Aunque durante la primera etapa de este Consejo, muchas demandas no fueron atendidas, sirvió como catalizador para visibilizar la lucha por los derechos laborales de las trabajadoras del hogar, quienes, en su mayoría, eran mujeres negras.
Durante la toma del Teatro Municipal de São Paulo participó como militante del Movimiento Negro Unificado (MNU), del cual fue fundadora. El Instituto de Investigación de la Culturas Negras, IPCN acogió sus primeras investigaciones, tal vez sin dimensionar que, décadas adelante, sus trabajos serían pioneros en el campo de los Estudios Culturales.
Su militancia siempre se caracterizó por un trabajo territorial que le permitió aliarse con otras mujeres negras para, en 1983, crear Nzinga- Colectivo de Mujeres Negras. Pero, sin titubeo alguno, uno de los éxitos más trascendentales en su carrera como activista se presentó en 1979, cuando representó por primera vez al movimiento negro en distintas convenciones en el extranjero. La primera mujer afrobrasileña en llegar a las cumbres donde se discutían los principios de igualdad concebidos desde el Derecho hegemónico.
Luego, en 1982, fue candidata a diputada federal por el Partido de los Trabajadores (PT). Aunque no ganó esta candidatura (ni la de 1986 con el Partido Democrático Laborista), obtuvo los votos suficientes para convertirse en la primera mujer suplente del PT. Antes de su última candidatura, en 1985, fue integrante las cuadrillas seminales del Consejo Nacional para los Derechos de la Mujer (CNDM).
Dadas las denuncias sistémicas contra el racismo estructural que se perpetuaba no solo mediante los órganos institucionales, sino también en los espacios escolares, estuvo en la mira del Departamento de Orden Político y Social (DOPS), responsable de las torturas ejercidas contra los disidentes de la dictadura militar brasileña.
Lélia siempre se caracterizó por mantener una crítica frontal hacia el Estado, tuvo un cuestionamiento tenaz en torno a la democracia racial que, insistía, se trataba más de un mito creado desde la blanquitud que de un proyecto político unificador.
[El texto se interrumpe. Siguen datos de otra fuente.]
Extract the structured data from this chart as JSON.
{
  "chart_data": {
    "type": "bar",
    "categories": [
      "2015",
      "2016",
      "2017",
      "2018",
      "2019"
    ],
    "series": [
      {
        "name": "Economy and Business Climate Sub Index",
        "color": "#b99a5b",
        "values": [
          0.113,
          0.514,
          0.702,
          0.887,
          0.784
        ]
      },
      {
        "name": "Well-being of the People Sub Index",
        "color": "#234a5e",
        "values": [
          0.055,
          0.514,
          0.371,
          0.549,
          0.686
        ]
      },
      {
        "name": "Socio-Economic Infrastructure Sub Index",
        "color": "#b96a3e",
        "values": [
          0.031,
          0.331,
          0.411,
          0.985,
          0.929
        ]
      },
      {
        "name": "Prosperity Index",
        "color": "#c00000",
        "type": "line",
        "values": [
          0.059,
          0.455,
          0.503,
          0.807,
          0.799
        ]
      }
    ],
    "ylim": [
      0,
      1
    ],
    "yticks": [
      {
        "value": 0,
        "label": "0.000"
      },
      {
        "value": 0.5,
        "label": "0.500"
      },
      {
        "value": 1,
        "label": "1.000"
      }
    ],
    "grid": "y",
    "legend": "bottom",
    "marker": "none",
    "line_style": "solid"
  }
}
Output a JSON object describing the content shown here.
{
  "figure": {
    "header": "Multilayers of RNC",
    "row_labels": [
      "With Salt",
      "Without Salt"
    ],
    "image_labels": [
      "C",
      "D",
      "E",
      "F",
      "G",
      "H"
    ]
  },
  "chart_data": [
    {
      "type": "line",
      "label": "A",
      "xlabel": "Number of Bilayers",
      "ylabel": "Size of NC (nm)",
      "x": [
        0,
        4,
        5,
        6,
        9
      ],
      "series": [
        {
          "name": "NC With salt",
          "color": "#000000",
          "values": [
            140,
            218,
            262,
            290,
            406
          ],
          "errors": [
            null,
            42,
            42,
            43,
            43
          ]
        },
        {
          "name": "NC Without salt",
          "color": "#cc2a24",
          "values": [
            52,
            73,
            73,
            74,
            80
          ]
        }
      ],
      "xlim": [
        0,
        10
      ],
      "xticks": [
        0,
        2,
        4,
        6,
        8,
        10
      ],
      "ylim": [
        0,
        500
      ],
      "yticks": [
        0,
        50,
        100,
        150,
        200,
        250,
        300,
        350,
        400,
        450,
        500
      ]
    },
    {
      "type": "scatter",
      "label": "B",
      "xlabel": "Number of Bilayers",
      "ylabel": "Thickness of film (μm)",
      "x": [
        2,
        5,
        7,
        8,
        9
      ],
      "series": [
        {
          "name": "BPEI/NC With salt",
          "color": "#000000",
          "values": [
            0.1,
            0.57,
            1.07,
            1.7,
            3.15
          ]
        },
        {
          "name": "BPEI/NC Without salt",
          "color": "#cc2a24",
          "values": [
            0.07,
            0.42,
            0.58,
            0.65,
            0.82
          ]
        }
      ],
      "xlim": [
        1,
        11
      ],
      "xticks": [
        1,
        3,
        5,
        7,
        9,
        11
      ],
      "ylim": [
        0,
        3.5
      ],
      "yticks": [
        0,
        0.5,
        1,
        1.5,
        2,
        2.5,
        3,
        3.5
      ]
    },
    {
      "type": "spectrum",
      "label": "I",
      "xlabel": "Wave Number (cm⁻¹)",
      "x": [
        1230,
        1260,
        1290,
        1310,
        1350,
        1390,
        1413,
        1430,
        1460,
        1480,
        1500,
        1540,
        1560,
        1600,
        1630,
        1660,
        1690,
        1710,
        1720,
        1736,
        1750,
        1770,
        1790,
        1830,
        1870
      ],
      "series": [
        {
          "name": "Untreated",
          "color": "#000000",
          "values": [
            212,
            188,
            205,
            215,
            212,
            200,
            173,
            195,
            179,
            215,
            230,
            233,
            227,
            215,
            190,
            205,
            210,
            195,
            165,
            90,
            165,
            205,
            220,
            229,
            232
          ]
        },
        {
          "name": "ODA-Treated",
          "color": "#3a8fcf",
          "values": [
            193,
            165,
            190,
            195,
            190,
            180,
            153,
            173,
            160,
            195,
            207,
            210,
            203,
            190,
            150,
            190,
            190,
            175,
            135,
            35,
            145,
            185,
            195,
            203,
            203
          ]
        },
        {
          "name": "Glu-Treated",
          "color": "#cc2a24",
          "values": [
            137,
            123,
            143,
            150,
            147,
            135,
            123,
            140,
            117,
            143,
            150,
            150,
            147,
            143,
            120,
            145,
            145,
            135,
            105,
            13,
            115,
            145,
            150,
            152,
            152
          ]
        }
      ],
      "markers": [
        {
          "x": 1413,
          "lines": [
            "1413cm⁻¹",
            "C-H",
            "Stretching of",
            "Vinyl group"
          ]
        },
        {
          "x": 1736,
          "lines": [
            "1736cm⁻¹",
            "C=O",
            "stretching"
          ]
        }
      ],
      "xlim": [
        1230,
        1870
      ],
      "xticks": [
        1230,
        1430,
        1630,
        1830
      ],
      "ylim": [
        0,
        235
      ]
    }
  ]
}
Fue una intelectual negra en el sentido más amplio de la palabra. Tuvo un trabajo de base, siempre estuvo compaginado con arduas reflexiones sobre la dimensión cultural de Brasil. Construyó una teoría antirracista desde una perspectiva psicoanalítica y sociológica con un enfoque de género para hablar sobre la importancia del Candomblé en la sociedad brasileña.
El psicoanálisis influyó tanto en ella que, en 1975, fue partícipe en la inauguración de la Escuela Freudiana de Río de Janeiro. Hizo una gran aportación en el ámbito artístico al fundar el primer curso institucional sobre Cultura Negra en el Parque Large, Río de Janeiro, 1976, cuyo propósito se centró en generar espacios de encuentro, diálogo y formación para discutir la realidad brasileña desde una perspectiva crítica y afrocentrada.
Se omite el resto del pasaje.